Plus de trois mois après, l’héritier dénommé ‘’100 jours’’ tente de dérouler sa vision du changement pour répondre aux aspirations immenses qui pèsent sur ses épaules. Il a soldé les dettes à milliards de l’Etat envers les producteurs agricoles tout en réorganisant le schéma corrompu de distribution des semences et des engrais dont profitait grassement ’Douze ans’’ depuis plusieurs campagnes agricoles. Tant bien que mal, il a imposé une baisse des prix pour certaines denrées de consommation et de construction. Il tente une reprise en main d’un système universitaire déstabilisé par l’agenda politicien d’hiérarques qui avaient fini par en faire le cadet de leurs soucis affairistes et existentiels. Sans grande marge de manoeuvre mais avec la volonté politique qui donne de la force et ouvre des perspectives, ‘’100 jours’’ s’attèle à réorienter les priorités d’une économie dont un large pan repos(ait)e sur l’imaginaire et l’arrogance dont savent faire preuve les pouvoirs autoritaires minoritaires. Les chantiers de ‘’100 jours’’ sont titanesques, à la hauteur des engagements, manipulations et magouilles que ‘’Douze ans’’ s’est allègrement autorisés, reclus dans la tour d’ivoire de ses folies noctambules, avec la complicité des nombreuses ‘’dames de compagnies’’ fabriquées de toutes pièces au cours de son règne. 

 

Chantiers titanesques ? Clairement. Mais c’est en soi - et en même temps - une raison suffisante pour accélérer le rythme des changements exigés par le peuple sénégalais. Des obstacles institutionnels et juridiques peuvent s’y opposer certes, en plus des lenteurs classiques de dame Justice. C’est la réalité de l’exercice du pouvoir. Mais jusqu’à quand patienteront des centaines de milliers de Sénégalais frappés dans leur chair et dans leur dignité par la violence physique et morale inouïe de Macky Sall et de ses sbires civils et sécurocrates. Pourquoi ne pas soutenir publiquement ces compatriotes qui ont fait le pari de faire juger l’ancien chef d’Etat devant des juridictions locale ou internationale ? Pourquoi une bonne partie de l’opinion pense - à juste ou faux titre - que Macky Sall est devenu intouchable en dépit de ses responsabilités dans la commission de crimes de natures diverses?

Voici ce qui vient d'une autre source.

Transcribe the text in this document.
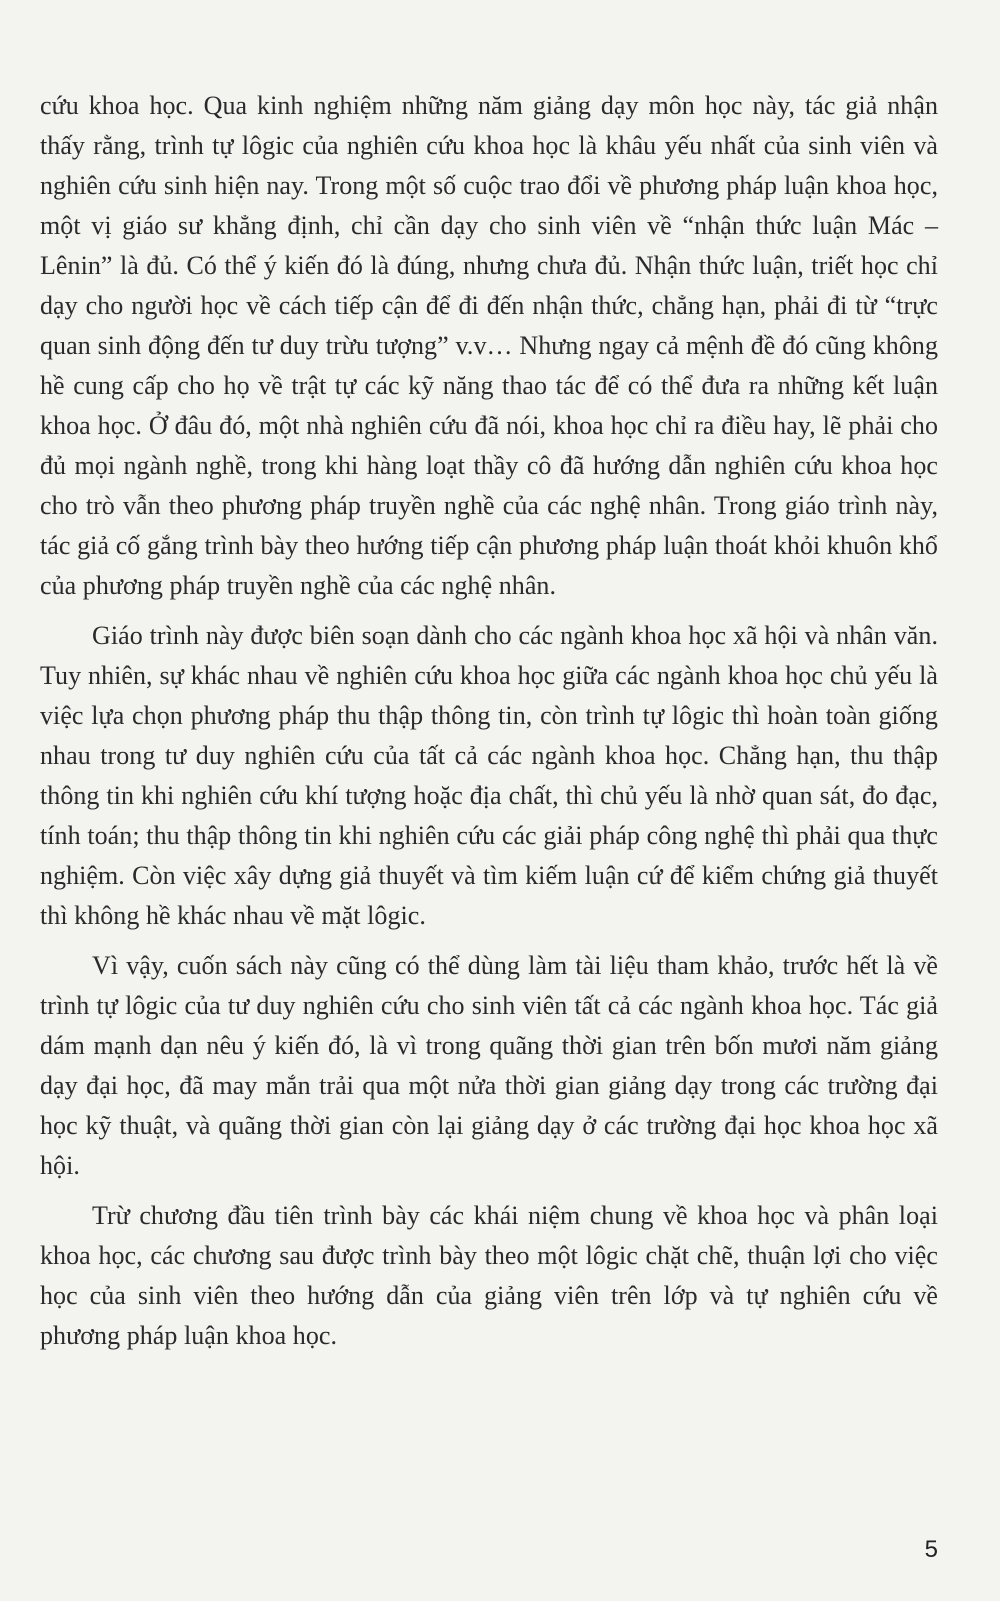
cứu khoa học. Qua kinh nghiệm những năm giảng dạy môn học này, tác giả nhận thấy rằng, trình tự lôgic của nghiên cứu khoa học là khâu yếu nhất của sinh viên và nghiên cứu sinh hiện nay. Trong một số cuộc trao đổi về phương pháp luận khoa học, một vị giáo sư khẳng định, chỉ cần dạy cho sinh viên về “nhận thức luận Mác – Lênin” là đủ. Có thể ý kiến đó là đúng, nhưng chưa đủ. Nhận thức luận, triết học chỉ dạy cho người học về cách tiếp cận để đi đến nhận thức, chẳng hạn, phải đi từ “trực quan sinh động đến tư duy trừu tượng” v.v… Nhưng ngay cả mệnh đề đó cũng không hề cung cấp cho họ về trật tự các kỹ năng thao tác để có thể đưa ra những kết luận khoa học. Ở đâu đó, một nhà nghiên cứu đã nói, khoa học chỉ ra điều hay, lẽ phải cho đủ mọi ngành nghề, trong khi hàng loạt thầy cô đã hướng dẫn nghiên cứu khoa học cho trò vẫn theo phương pháp truyền nghề của các nghệ nhân. Trong giáo trình này, tác giả cố gắng trình bày theo hướng tiếp cận phương pháp luận thoát khỏi khuôn khổ của phương pháp truyền nghề của các nghệ nhân.

Giáo trình này được biên soạn dành cho các ngành khoa học xã hội và nhân văn. Tuy nhiên, sự khác nhau về nghiên cứu khoa học giữa các ngành khoa học chủ yếu là việc lựa chọn phương pháp thu thập thông tin, còn trình tự lôgic thì hoàn toàn giống nhau trong tư duy nghiên cứu của tất cả các ngành khoa học. Chẳng hạn, thu thập thông tin khi nghiên cứu khí tượng hoặc địa chất, thì chủ yếu là nhờ quan sát, đo đạc, tính toán; thu thập thông tin khi nghiên cứu các giải pháp công nghệ thì phải qua thực nghiệm. Còn việc xây dựng giả thuyết và tìm kiếm luận cứ để kiểm chứng giả thuyết thì không hề khác nhau về mặt lôgic.

Vì vậy, cuốn sách này cũng có thể dùng làm tài liệu tham khảo, trước hết là về trình tự lôgic của tư duy nghiên cứu cho sinh viên tất cả các ngành khoa học. Tác giả dám mạnh dạn nêu ý kiến đó, là vì trong quãng thời gian trên bốn mươi năm giảng dạy đại học, đã may mắn trải qua một nửa thời gian giảng dạy trong các trường đại học kỹ thuật, và quãng thời gian còn lại giảng dạy ở các trường đại học khoa học xã hội.

Trừ chương đầu tiên trình bày các khái niệm chung về khoa học và phân loại khoa học, các chương sau được trình bày theo một lôgic chặt chẽ, thuận lợi cho việc học của sinh viên theo hướng dẫn của giảng viên trên lớp và tự nghiên cứu về phương pháp luận khoa học.

5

Le ‘’protocole’’ du Cap Manuel est-il seulement une chimère ? Pourquoi laisser (encore) en place des juges et procureurs qui avaient manifestement et ostensiblement pris le parti de satisfaire les ‘’commandes politiques’’ de l’ancien régime au détriment de la loi et du bon sens ? Pourquoi donner l’impression aujourd’hui que le Conseil économique, social et environnemental (CESE), le Haut conseil des collectivités territoriales (HCCT) et d’autres structures qualifiées naguère de budgétivores et sans valeur ajoutée pour le pays pourraient rester dans l’ordonnancement institutionnel du pays ? Prudence ou frilosité en fin de compte?

 

Le président de la République et son premier ministre ont sans doute des réponses à toutes ces questions. Ils ont peut-être un plan tactique et stratégique destiné à dérouler le ‘’Projet’’ vendu aux Sénégalais sur des bases pérennes qui le protègent dans la durée. Mais il semble tout autant prévisible que cette espèce de frilosité qui suinte de certaines de leurs actions peut constituer un mauvais signal dans leur détermination affichée à purger le Mackiavélisme de contrebande qui a gouverné notre pays pendant douze ans. Souvent, les peuples sont raisonnables et ne demandent pas beaucoup pour accompagner leurs dirigeants, surtout s’ils ont été très bien élus. Mais il leur faut toujours des symboles, de vrais.